La furgoneta disminuyó la velocidad al llegar al otro extremo del puente del río Heron, y Charlie, tras llevarla hasta el arcén, respiró hondo por primera vez en lo que parecía una eternidad. Le temblaban las manos y aún estaba demasiado asustado como para volverse en el asiento siquiera.
—Y aquí atrás está todo mojado —dijo en tono quejumbroso Bathsheba, mientras volvía a acomodarse en el asiento después de cerrar bien la portezuela.
Rebekah echó una ojeada por la parte trasera y contestó:
—Deberías haberte sacudido la nieve de las botas antes de volver a entrar.
—Y eso hice —insistió Bathsheba.
—Entonces, ¿qué has pisado? —contestó Rebekah, bajando la ventanilla—. Sí que huele como si algo se hubiera muerto ahí atrás.
—Olvídate del olor —le dijo entre dientes Charlie. Señaló la cruz que estaba en el suelo—. Recoge eso.

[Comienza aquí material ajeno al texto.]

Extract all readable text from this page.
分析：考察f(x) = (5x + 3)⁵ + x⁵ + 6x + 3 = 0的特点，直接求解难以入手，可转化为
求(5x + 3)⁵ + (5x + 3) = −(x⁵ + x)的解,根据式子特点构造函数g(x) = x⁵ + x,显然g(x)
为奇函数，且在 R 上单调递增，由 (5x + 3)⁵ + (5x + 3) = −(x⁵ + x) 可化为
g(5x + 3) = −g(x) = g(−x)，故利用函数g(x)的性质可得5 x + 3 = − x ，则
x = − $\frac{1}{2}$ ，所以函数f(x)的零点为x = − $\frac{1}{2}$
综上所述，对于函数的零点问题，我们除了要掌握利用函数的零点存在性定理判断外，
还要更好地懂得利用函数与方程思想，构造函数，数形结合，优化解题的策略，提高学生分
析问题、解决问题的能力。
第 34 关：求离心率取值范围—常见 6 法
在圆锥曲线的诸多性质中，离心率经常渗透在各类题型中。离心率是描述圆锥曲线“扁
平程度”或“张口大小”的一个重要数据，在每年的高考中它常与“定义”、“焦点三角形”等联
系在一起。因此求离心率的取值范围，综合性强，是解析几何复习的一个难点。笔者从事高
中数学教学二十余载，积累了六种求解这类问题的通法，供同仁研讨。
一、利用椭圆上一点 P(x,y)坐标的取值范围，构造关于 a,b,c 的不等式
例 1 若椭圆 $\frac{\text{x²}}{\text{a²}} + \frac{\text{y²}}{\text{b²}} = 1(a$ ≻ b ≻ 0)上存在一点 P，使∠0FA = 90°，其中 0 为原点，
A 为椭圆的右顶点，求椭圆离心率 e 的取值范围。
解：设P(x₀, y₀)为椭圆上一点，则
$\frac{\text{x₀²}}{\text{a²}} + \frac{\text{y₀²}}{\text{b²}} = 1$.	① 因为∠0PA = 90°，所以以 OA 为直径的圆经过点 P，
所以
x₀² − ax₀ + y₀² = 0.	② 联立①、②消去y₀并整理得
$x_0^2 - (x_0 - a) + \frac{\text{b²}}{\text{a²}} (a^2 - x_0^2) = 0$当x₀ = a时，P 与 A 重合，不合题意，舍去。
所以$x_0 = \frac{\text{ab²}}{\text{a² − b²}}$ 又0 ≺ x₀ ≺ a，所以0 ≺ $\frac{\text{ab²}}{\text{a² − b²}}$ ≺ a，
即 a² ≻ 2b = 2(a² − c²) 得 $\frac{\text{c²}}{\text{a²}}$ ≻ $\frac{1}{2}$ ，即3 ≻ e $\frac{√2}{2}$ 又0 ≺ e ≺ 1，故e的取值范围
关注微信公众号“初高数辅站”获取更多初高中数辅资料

Rebekah la cogió y volvió a envolverla en el trapo.
—Ponla en la guantera.
Ella la metió y cerró la guantera de golpe. Luego le echó una mirada feroz a Charlie.

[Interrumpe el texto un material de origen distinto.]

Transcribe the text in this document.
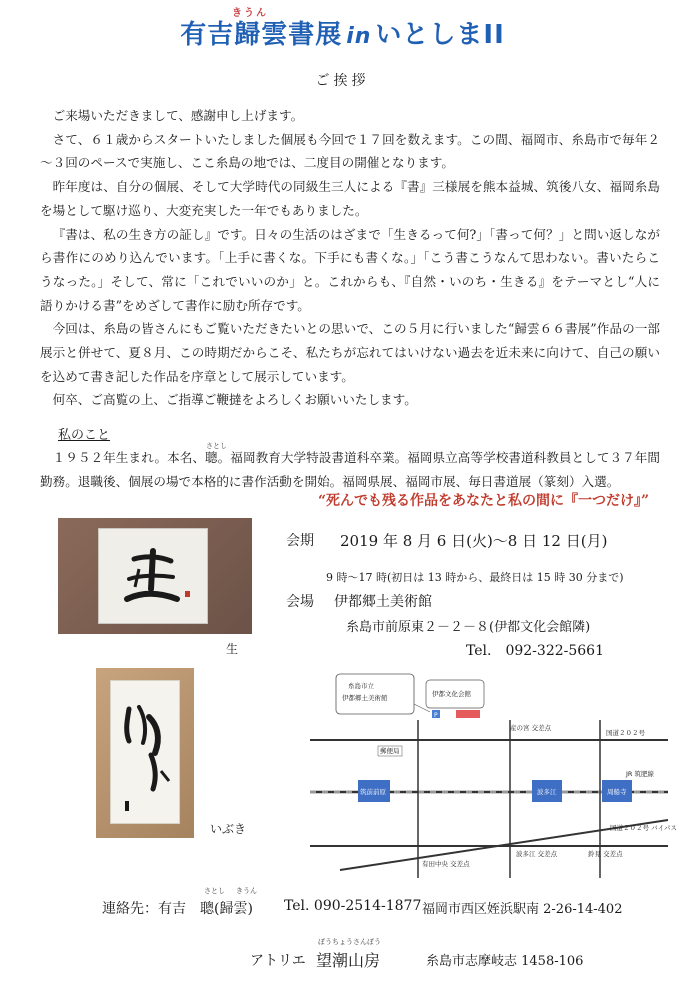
きうん
有吉歸雲書展 in いとしまII
ご挨拶

ご来場いただきまして、感謝申し上げます。

さて、６１歳からスタートいたしました個展も今回で１７回を数えます。この間、福岡市、糸島市で毎年２～３回のペースで実施し、ここ糸島の地では、二度目の開催となります。

昨年度は、自分の個展、そして大学時代の同級生三人による『書』三様展を熊本益城、筑後八女、福岡糸島を場として駆け巡り、大変充実した一年でもありました。

『書は、私の生き方の証し』です。日々の生活のはざまで「生きるって何?」「書って何？」と問い返しながら書作にのめり込んでいます。「上手に書くな。下手にも書くな。」「こう書こうなんて思わない。書いたらこうなった。」そして、常に「これでいいのか」と。これからも、『自然・いのち・生きる』をテーマとし“人に語りかける書”をめざして書作に励む所存です。

今回は、糸島の皆さんにもご覧いただきたいとの思いで、この５月に行いました“歸雲６６書展”作品の一部展示と併せて、夏８月、この時期だからこそ、私たちが忘れてはいけない過去を近未来に向けて、自己の願いを込めて書き記した作品を序章として展示しています。

何卒、ご高覧の上、ご指導ご鞭撻をよろしくお願いいたします。

私のこと
さとし
１９５２年生まれ。本名、聰。福岡教育大学特設書道科卒業。福岡県立高等学校書道科教員として３７年間勤務。退職後、個展の場で本格的に書作活動を開始。福岡県展、福岡市展、毎日書道展（篆刻）入選。
“死んでも残る作品をあなたと私の間に『一つだけ』”
生
いぶき
会期 2019 年 8 月 6 日(火)～8 日 12 日(月)
9 時～17 時(初日は 13 時から、最終日は 15 時 30 分まで)
会場 伊都郷土美術館
糸島市前原東２－２－８(伊都文化会館隣)
Tel.　092-322-5661
糸島市立
伊都郷土美術館	伊都文化会館
P
筑前前原	波多江	周船寺
郵便局
産の宮 交差点
国道２０２号
JR 筑肥線
国道２０２号 バイパス
有田中央 交差点
波多江 交差点	鈴見 交差点
さとし きうん
連絡先：有吉　聰(歸雲) Tel. 090-2514-1877 福岡市西区姪浜駅南 2-26-14-402
ぼうちょうさんぼう
アトリエ 望潮山房	糸島市志摩岐志 1458-106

—Y tú —le dijo—, ten cuidado con tu maldita forma de conducir a partir de ahora.
«Y aconteció que el Señor sacó al fin a los hijos de Israel de las tierras de Egipto…».
Charlie apagó el cedé y pulsó fuerte el dial de la radio para poner una emisora de música country.

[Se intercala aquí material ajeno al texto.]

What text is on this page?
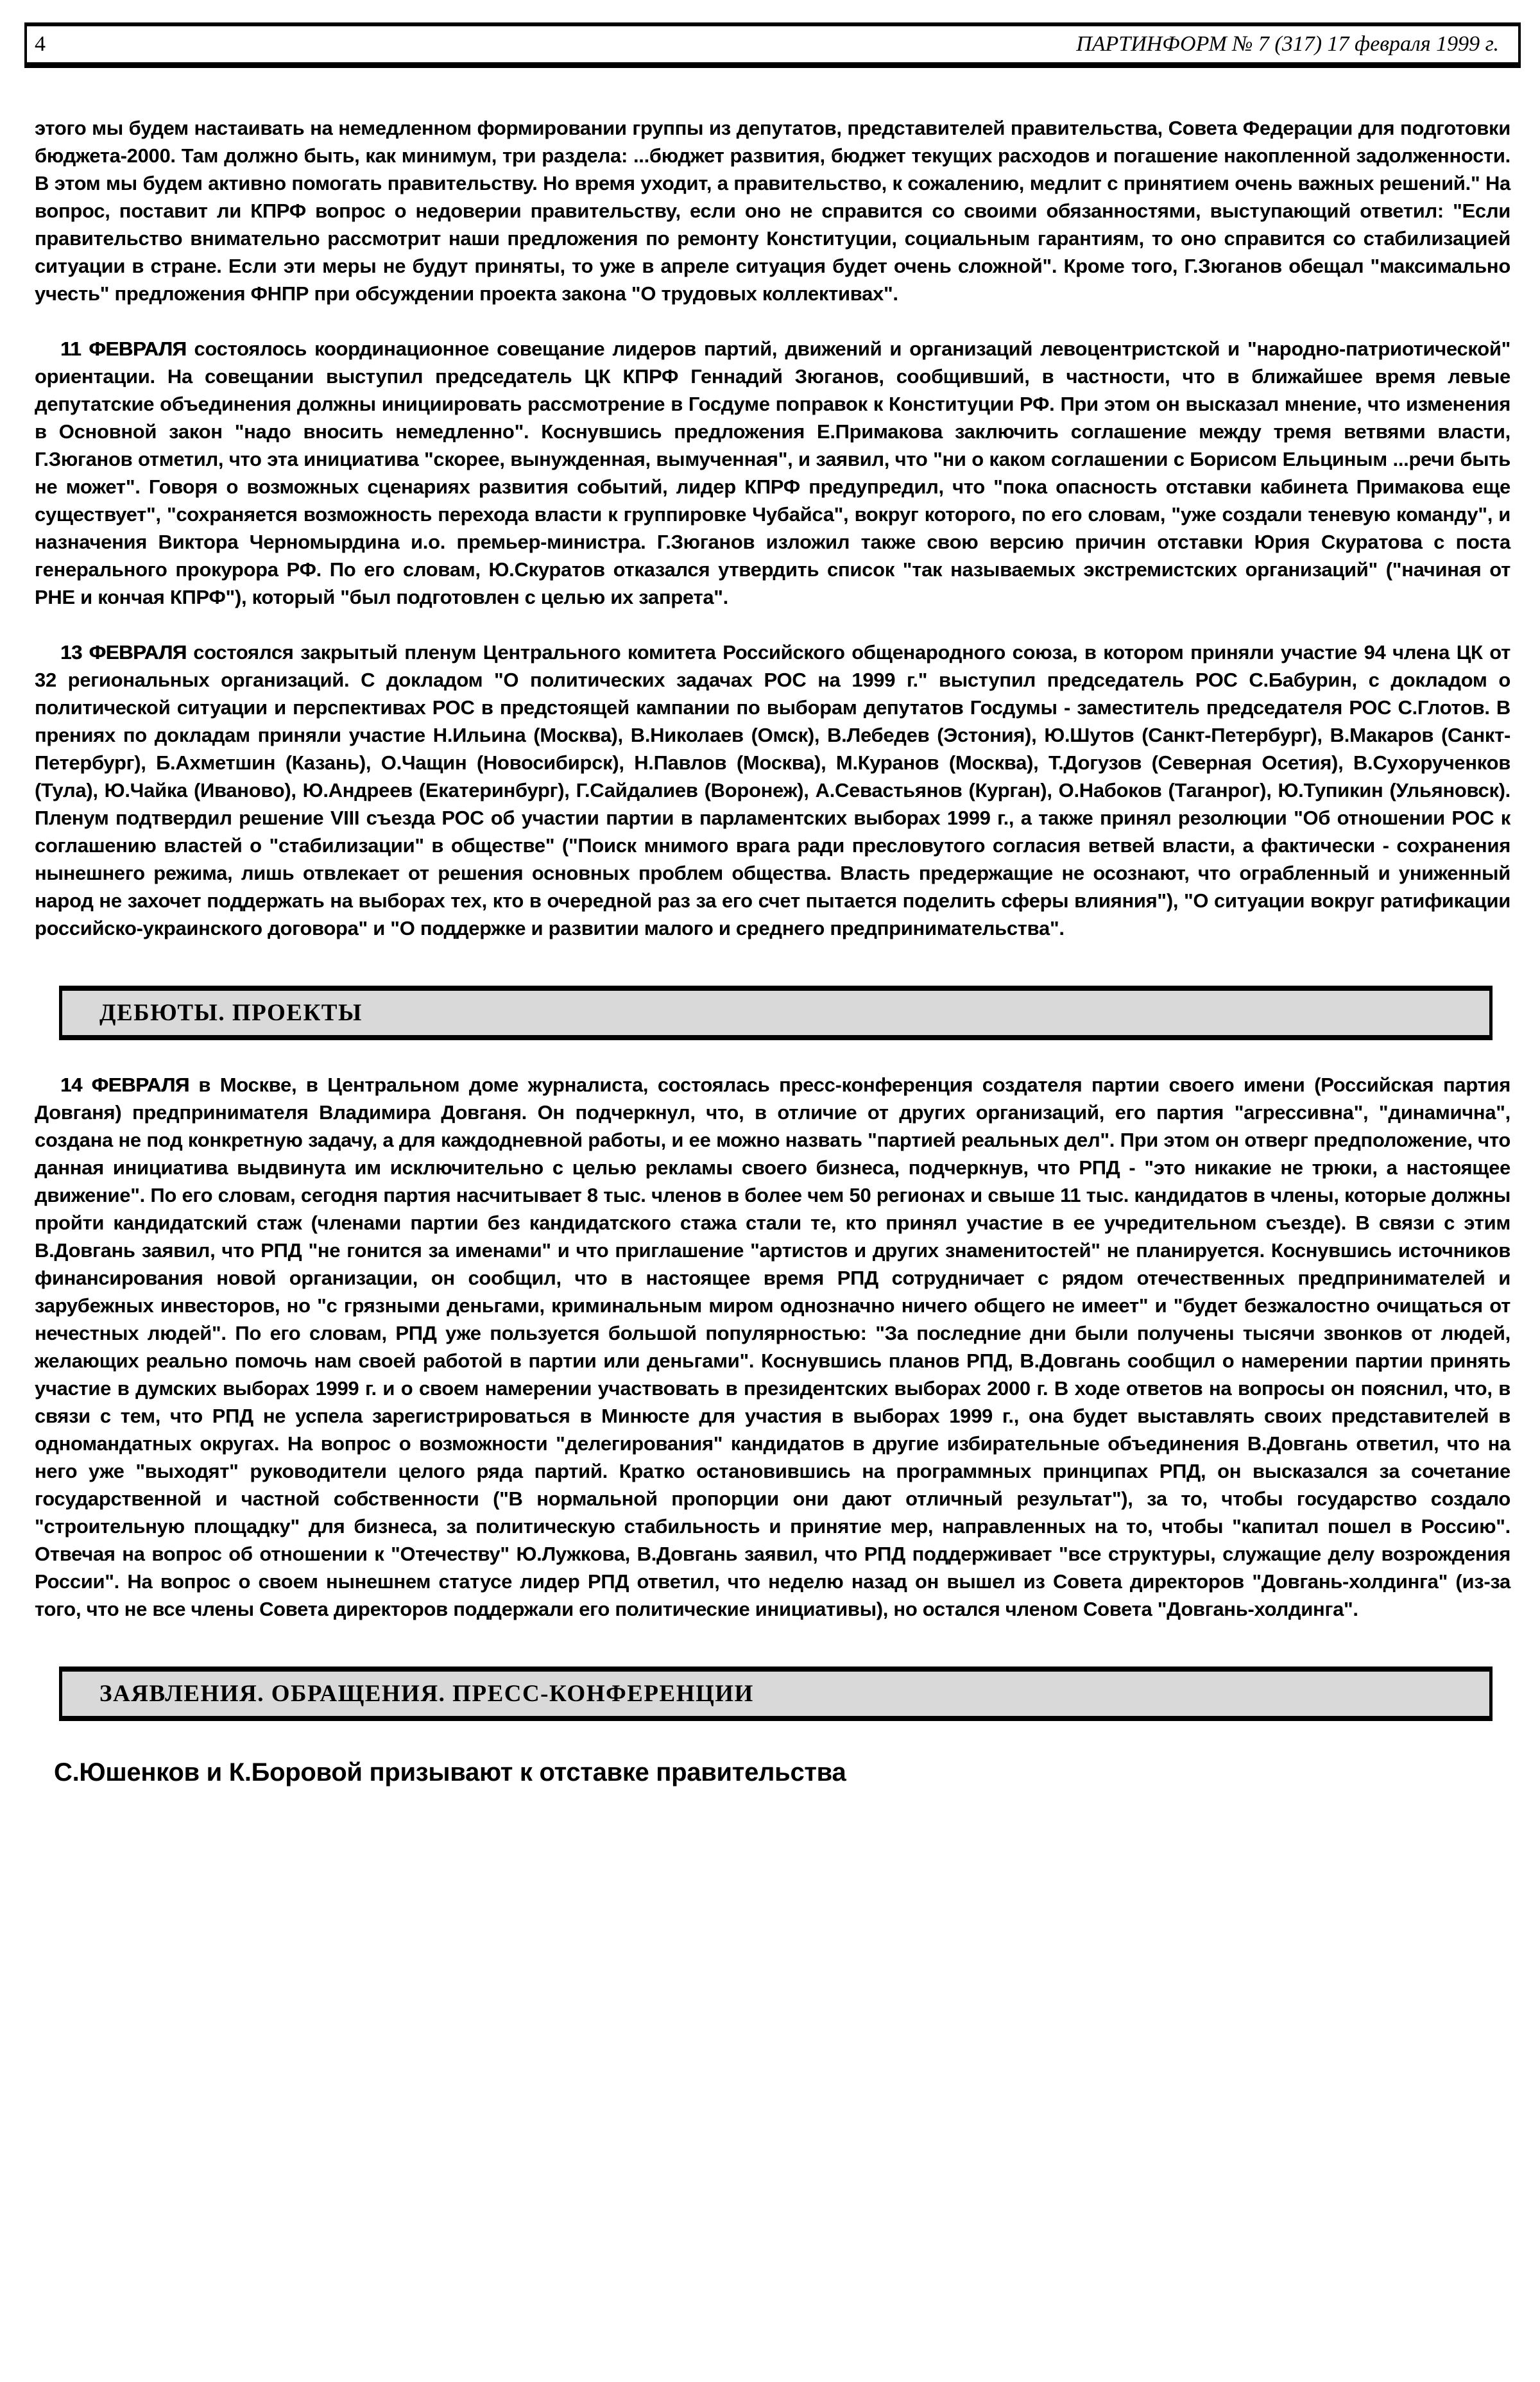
4	ПАРТИНФОРМ № 7 (317) 17 февраля 1999 г.

этого мы будем настаивать на немедленном формировании группы из депутатов, представителей правительства, Совета Федерации для подготовки бюджета-2000. Там должно быть, как минимум, три раздела: ...бюджет развития, бюджет текущих расходов и погашение накопленной задолженности. В этом мы будем активно помогать правительству. Но время уходит, а правительство, к сожалению, медлит с принятием очень важных решений." На вопрос, поставит ли КПРФ вопрос о недоверии правительству, если оно не справится со своими обязанностями, выступающий ответил: "Если правительство внимательно рассмотрит наши предложения по ремонту Конституции, социальным гарантиям, то оно справится со стабилизацией ситуации в стране. Если эти меры не будут приняты, то уже в апреле ситуация будет очень сложной". Кроме того, Г.Зюганов обещал "максимально учесть" предложения ФНПР при обсуждении проекта закона "О трудовых коллективах".

11 ФЕВРАЛЯ состоялось координационное совещание лидеров партий, движений и организаций левоцентристской и "народно-патриотической" ориентации. На совещании выступил председатель ЦК КПРФ Геннадий Зюганов, сообщивший, в частности, что в ближайшее время левые депутатские объединения должны инициировать рассмотрение в Госдуме поправок к Конституции РФ. При этом он высказал мнение, что изменения в Основной закон "надо вносить немедленно". Коснувшись предложения Е.Примакова заключить соглашение между тремя ветвями власти, Г.Зюганов отметил, что эта инициатива "скорее, вынужденная, вымученная", и заявил, что "ни о каком соглашении с Борисом Ельциным ...речи быть не может". Говоря о возможных сценариях развития событий, лидер КПРФ предупредил, что "пока опасность отставки кабинета Примакова еще существует", "сохраняется возможность перехода власти к группировке Чубайса", вокруг которого, по его словам, "уже создали теневую команду", и назначения Виктора Черномырдина и.о. премьер-министра. Г.Зюганов изложил также свою версию причин отставки Юрия Скуратова с поста генерального прокурора РФ. По его словам, Ю.Скуратов отказался утвердить список "так называемых экстремистских организаций" ("начиная от РНЕ и кончая КПРФ"), который "был подготовлен с целью их запрета".

13 ФЕВРАЛЯ состоялся закрытый пленум Центрального комитета Российского общенародного союза, в котором приняли участие 94 члена ЦК от 32 региональных организаций. С докладом "О политических задачах РОС на 1999 г." выступил председатель РОС С.Бабурин, с докладом о политической ситуации и перспективах РОС в предстоящей кампании по выборам депутатов Госдумы - заместитель председателя РОС С.Глотов. В прениях по докладам приняли участие Н.Ильина (Москва), В.Николаев (Омск), В.Лебедев (Эстония), Ю.Шутов (Санкт-Петербург), В.Макаров (Санкт-Петербург), Б.Ахметшин (Казань), О.Чащин (Новосибирск), Н.Павлов (Москва), М.Куранов (Москва), Т.Догузов (Северная Осетия), В.Сухорученков (Тула), Ю.Чайка (Иваново), Ю.Андреев (Екатеринбург), Г.Сайдалиев (Воронеж), А.Севастьянов (Курган), О.Набоков (Таганрог), Ю.Тупикин (Ульяновск). Пленум подтвердил решение VIII съезда РОС об участии партии в парламентских выборах 1999 г., а также принял резолюции "Об отношении РОС к соглашению властей о "стабилизации" в обществе" ("Поиск мнимого врага ради пресловутого согласия ветвей власти, а фактически - сохранения нынешнего режима, лишь отвлекает от решения основных проблем общества. Власть предержащие не осознают, что ограбленный и униженный народ не захочет поддержать на выборах тех, кто в очередной раз за его счет пытается поделить сферы влияния"), "О ситуации вокруг ратификации российско-украинского договора" и "О поддержке и развитии малого и среднего предпринимательства".

ДЕБЮТЫ. ПРОЕКТЫ

14 ФЕВРАЛЯ в Москве, в Центральном доме журналиста, состоялась пресс-конференция создателя партии своего имени (Российская партия Довганя) предпринимателя Владимира Довганя. Он подчеркнул, что, в отличие от других организаций, его партия "агрессивна", "динамична", создана не под конкретную задачу, а для каждодневной работы, и ее можно назвать "партией реальных дел". При этом он отверг предположение, что данная инициатива выдвинута им исключительно с целью рекламы своего бизнеса, подчеркнув, что РПД - "это никакие не трюки, а настоящее движение". По его словам, сегодня партия насчитывает 8 тыс. членов в более чем 50 регионах и свыше 11 тыс. кандидатов в члены, которые должны пройти кандидатский стаж (членами партии без кандидатского стажа стали те, кто принял участие в ее учредительном съезде). В связи с этим В.Довгань заявил, что РПД "не гонится за именами" и что приглашение "артистов и других знаменитостей" не планируется. Коснувшись источников финансирования новой организации, он сообщил, что в настоящее время РПД сотрудничает с рядом отечественных предпринимателей и зарубежных инвесторов, но "с грязными деньгами, криминальным миром однозначно ничего общего не имеет" и "будет безжалостно очищаться от нечестных людей". По его словам, РПД уже пользуется большой популярностью: "За последние дни были получены тысячи звонков от людей, желающих реально помочь нам своей работой в партии или деньгами". Коснувшись планов РПД, В.Довгань сообщил о намерении партии принять участие в думских выборах 1999 г. и о своем намерении участвовать в президентских выборах 2000 г. В ходе ответов на вопросы он пояснил, что, в связи с тем, что РПД не успела зарегистрироваться в Минюсте для участия в выборах 1999 г., она будет выставлять своих представителей в одномандатных округах. На вопрос о возможности "делегирования" кандидатов в другие избирательные объединения В.Довгань ответил, что на него уже "выходят" руководители целого ряда партий. Кратко остановившись на программных принципах РПД, он высказался за сочетание государственной и частной собственности ("В нормальной пропорции они дают отличный результат"), за то, чтобы государство создало "строительную площадку" для бизнеса, за политическую стабильность и принятие мер, направленных на то, чтобы "капитал пошел в Россию". Отвечая на вопрос об отношении к "Отечеству" Ю.Лужкова, В.Довгань заявил, что РПД поддерживает "все структуры, служащие делу возрождения России". На вопрос о своем нынешнем статусе лидер РПД ответил, что неделю назад он вышел из Совета директоров "Довгань-холдинга" (из-за того, что не все члены Совета директоров поддержали его политические инициативы), но остался членом Совета "Довгань-холдинга".

ЗАЯВЛЕНИЯ. ОБРАЩЕНИЯ. ПРЕСС-КОНФЕРЕНЦИИ
С.Юшенков и К.Боровой призывают к отставке правительства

—Estaba escuchándolo —dijo en tono de queja Rebekah.
—Estabas durmiendo —replicó él, mientras Garth Brooks salía a escena, lamentándose en tono lúgubre sobre caídas de rayos y retumbantes truenos—. Ahora escucha esto.
Con los ojos fijos en la carretera, las manos apretando el volante y los latidos del corazón volviendo poco a poco a la normalidad, Charlie llevó de nuevo la furgoneta hasta la oscuridad del territorio circundante, una oscuridad que se palpaba, y pensó en la cruz que habían saqueado de una sepultura rusa.
¿Era la aparición que acababa de ver en el asiento trasero su legítimo dueño?
Un lobo, un lobo grande y oscuro, quedó por un momento iluminado por la luz del faro, corriendo a grandes zancadas al lado de la carretera, como si avanzara al mismo paso que la furgoneta. De pronto, volviendo la cabeza y con un destello plateado en los ojos, se esfumó en la noche.